Weaknesses: 1. In AdaptNAS, a domain discriminator is used to approximate the domain discrepancy, which might introduce a certain amount of computation overhead. 2. The results only show marginal improvement compared to previous state-of-the-art, especially P-DARTS[6] and MdeNAS[23]. In particular, [23] performs consistently better than the proposed method while only searching in CIFAR-10. 3. More importantly, it seems like there is no ablation study between using L_d (domain adaptation loss) or not. This makes it difficult to identify whether the performance is caused by using training data from both domains (L_S, L_T) or by the domain adaptation loss (L_d), which is the main contribution. 4. Also, in Tab 1, when alpha=0, there is indeed no L_d. However, it performs even better than most of the other settings where L_d presents (alpha > 0). This indicates the proposed L_d is less effective than directly utilizing data from the target domain. 5. What causes the inconsistency between Rot-4 and Rot-1? For the AdaptNAS-S, the Rot-4 version performs worse, while for the AdaptNAS-C, Rot-4 version performs better with even smaller network capacity. ------------------------------------------------- After rebuttal: The author convince me with a detailed explanation of my concerns. I encourage the author add these details to the final version of the paper.

Correctness: As listed above, a key ablation study is missing.

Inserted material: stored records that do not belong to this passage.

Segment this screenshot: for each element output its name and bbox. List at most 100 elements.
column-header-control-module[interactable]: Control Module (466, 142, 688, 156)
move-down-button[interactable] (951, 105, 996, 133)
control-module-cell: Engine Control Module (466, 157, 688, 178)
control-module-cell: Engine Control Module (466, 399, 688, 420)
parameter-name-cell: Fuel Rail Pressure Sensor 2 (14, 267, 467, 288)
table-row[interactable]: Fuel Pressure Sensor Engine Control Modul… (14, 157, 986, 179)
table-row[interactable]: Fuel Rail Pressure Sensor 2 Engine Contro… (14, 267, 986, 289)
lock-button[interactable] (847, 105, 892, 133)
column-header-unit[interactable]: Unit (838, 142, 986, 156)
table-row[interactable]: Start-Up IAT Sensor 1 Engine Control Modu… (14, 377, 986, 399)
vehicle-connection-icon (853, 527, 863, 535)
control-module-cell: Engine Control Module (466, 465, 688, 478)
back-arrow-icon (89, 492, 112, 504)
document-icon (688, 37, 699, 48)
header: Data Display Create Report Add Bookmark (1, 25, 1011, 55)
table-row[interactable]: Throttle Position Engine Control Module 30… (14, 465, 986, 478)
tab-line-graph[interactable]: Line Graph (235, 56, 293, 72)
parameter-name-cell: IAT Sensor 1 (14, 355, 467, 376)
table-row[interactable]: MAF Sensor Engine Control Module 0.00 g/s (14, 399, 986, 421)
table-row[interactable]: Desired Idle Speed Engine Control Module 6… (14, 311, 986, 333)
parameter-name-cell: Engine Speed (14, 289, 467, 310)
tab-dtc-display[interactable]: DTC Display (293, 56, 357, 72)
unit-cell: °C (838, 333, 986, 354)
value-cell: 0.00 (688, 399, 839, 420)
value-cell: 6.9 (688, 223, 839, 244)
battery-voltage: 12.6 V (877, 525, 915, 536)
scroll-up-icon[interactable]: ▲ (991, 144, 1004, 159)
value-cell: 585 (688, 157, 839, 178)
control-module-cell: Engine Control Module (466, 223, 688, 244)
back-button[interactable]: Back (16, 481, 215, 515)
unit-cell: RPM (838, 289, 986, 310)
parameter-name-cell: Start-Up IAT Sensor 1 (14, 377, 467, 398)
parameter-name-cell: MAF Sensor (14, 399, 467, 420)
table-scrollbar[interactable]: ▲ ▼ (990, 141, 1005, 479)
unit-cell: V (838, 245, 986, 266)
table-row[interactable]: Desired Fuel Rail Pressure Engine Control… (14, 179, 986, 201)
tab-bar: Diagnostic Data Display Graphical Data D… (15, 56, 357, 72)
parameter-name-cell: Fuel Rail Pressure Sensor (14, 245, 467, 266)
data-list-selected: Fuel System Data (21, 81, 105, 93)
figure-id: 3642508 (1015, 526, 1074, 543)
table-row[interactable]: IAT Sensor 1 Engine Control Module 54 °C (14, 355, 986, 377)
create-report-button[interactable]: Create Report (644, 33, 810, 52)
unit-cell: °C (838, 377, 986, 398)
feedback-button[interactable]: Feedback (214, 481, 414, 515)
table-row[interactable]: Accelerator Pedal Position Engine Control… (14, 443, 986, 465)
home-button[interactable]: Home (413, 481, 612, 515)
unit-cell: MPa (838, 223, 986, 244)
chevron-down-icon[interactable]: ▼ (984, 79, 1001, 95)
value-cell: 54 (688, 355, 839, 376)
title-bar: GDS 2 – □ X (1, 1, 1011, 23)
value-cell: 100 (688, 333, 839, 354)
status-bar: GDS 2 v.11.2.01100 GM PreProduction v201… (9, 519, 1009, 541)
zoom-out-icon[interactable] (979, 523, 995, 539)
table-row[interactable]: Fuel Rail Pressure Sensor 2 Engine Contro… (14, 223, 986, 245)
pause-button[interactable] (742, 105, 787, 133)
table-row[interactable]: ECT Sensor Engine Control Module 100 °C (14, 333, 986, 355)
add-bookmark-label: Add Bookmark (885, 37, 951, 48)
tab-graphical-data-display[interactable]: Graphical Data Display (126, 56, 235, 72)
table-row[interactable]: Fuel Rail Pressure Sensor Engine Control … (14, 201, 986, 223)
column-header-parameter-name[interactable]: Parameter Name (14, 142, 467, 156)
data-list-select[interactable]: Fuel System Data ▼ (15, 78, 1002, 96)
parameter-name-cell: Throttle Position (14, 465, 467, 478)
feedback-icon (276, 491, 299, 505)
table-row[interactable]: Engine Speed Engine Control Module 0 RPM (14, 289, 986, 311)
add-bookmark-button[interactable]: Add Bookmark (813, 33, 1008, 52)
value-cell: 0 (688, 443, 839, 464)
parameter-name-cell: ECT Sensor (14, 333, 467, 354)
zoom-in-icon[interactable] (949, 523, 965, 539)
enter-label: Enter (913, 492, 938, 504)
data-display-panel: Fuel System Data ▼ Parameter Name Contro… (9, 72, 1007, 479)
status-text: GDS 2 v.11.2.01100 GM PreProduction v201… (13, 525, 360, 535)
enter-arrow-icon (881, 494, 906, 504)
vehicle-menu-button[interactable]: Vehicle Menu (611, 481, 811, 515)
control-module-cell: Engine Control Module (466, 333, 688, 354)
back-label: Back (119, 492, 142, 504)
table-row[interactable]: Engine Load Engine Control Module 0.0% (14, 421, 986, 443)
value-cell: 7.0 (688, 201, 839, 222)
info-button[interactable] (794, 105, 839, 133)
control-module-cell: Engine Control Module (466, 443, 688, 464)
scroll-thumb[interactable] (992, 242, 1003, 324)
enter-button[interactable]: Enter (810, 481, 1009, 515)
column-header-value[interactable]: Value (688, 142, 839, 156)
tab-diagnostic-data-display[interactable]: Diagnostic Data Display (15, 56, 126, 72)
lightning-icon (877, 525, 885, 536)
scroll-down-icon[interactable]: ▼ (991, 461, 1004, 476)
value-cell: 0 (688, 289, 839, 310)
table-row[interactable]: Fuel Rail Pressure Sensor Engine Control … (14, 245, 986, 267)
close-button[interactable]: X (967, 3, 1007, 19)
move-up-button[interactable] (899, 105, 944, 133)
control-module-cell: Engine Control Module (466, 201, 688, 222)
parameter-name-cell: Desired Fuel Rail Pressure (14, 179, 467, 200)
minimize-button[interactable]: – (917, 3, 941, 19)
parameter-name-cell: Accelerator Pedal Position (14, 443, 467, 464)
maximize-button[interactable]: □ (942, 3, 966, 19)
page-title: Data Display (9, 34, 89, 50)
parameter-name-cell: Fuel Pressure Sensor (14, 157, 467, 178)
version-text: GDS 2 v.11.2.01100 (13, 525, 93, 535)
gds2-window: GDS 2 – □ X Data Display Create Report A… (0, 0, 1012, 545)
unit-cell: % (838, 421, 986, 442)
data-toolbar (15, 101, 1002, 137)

Clarity: The paper is well written and easy to follow. A typo in L267: “deceasing”

Relation to Prior Work: Yes.

Reproducibility: Yes

Additional Feedback: I mainly give my score mainly based on point 2, 3, 4 listed in the weakness. I like the general idea of this paper, but whether the experiment can consistently validate its effectiveness is a more important criteria for publication at NeurIPS.